The one hour guided tour of the UN buildings gave me some additional insight into the structure of the organization, though the actual tour simply involved walking from one conference room to the next. Some of the rooms were quite grand, but at the end of the day, a conference room is only so exciting. The visitor photo ID's made for a nice souvenir.
Across the street from the UN's visitors entrance, perched upon a hill, was the Red Cross. I made quick work of the basement level museum, and returned to Calen's apartment to continue making effective use of his new laptop and fast internet connection while he was still at work. His previous laptop, along with his entire backpack, had been stolen while he was traveling in Europe himself. Literally stolen from right beside him when he wasn't looking. I appreciated his trustful nature.

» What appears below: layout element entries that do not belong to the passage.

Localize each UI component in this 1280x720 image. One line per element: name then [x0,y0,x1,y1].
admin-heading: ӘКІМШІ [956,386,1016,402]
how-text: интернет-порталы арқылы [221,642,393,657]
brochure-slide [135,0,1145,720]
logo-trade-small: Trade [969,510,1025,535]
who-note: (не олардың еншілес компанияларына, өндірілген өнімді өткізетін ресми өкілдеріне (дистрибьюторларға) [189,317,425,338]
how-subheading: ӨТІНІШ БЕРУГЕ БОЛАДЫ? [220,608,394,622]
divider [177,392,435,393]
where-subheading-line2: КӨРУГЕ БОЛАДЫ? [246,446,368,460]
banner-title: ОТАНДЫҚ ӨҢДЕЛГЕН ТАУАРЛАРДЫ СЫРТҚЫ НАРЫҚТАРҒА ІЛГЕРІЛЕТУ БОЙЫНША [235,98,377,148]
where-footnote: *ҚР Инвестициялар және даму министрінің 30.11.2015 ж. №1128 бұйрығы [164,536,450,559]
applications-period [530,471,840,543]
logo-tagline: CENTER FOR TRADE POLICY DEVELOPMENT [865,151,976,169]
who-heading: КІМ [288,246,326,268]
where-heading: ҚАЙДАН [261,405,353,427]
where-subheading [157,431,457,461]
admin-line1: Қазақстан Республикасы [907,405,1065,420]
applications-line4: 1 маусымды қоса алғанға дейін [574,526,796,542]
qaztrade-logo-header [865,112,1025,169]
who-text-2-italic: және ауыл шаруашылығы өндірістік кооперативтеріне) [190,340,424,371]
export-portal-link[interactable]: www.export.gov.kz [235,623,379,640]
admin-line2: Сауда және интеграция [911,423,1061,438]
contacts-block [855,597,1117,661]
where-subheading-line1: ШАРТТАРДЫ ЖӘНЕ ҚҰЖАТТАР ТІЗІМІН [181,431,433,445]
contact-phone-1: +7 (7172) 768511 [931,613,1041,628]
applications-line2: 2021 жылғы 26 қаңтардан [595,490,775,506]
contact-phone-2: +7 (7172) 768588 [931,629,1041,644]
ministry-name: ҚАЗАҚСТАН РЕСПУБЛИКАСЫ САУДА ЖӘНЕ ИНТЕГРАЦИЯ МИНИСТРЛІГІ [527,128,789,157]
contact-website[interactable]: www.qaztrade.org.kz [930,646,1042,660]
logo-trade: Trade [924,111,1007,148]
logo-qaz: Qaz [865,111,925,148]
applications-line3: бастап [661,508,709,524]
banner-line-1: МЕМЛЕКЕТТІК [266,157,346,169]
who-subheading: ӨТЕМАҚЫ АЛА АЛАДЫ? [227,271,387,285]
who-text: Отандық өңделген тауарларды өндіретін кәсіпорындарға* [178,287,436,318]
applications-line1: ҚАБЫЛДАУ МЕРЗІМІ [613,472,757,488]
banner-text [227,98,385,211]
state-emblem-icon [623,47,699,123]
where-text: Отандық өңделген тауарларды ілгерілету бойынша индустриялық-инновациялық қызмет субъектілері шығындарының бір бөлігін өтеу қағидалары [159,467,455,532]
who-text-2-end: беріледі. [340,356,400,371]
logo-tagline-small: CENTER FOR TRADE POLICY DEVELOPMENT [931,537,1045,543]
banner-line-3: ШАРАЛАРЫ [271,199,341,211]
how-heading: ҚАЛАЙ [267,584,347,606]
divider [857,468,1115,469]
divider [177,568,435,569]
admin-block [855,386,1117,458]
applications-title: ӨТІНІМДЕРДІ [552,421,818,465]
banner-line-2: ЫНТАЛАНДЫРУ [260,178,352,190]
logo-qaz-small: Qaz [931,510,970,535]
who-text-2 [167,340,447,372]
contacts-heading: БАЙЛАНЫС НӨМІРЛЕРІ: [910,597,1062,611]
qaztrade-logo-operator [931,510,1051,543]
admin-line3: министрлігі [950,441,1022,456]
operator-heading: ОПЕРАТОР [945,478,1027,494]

My second day in Geneva was dedicated to wandering around the city center before catching an evening flight to Bordeaux. I meandered through the backstreets, buying chocolates, walking through a big church, looking for interesting scenes to photograph, and settling into a fancy French meal Le Perron.
The risotto with red wine, cheese, and salad caught my attention on the menu, but when I inquired about the ingredients listed on the French-only menu, I was told it included meat, which sounded odd to me. The dish arrived, and I saw by meat, the waiter meant bone marrow, a rich surprise. Bread and butter, water, and espresso finished me off. The lunch was indulgent, over the top. I was ready for a nap.
Instead, I picked up my backpack and took the train to the airport. The Egyptian bacteria which had invaded my body was back in full force, making for an unpleasant pre-flight experience. The Easyjet flight was luxuriously quick, just 60 minutes, and cheaper than taking the train.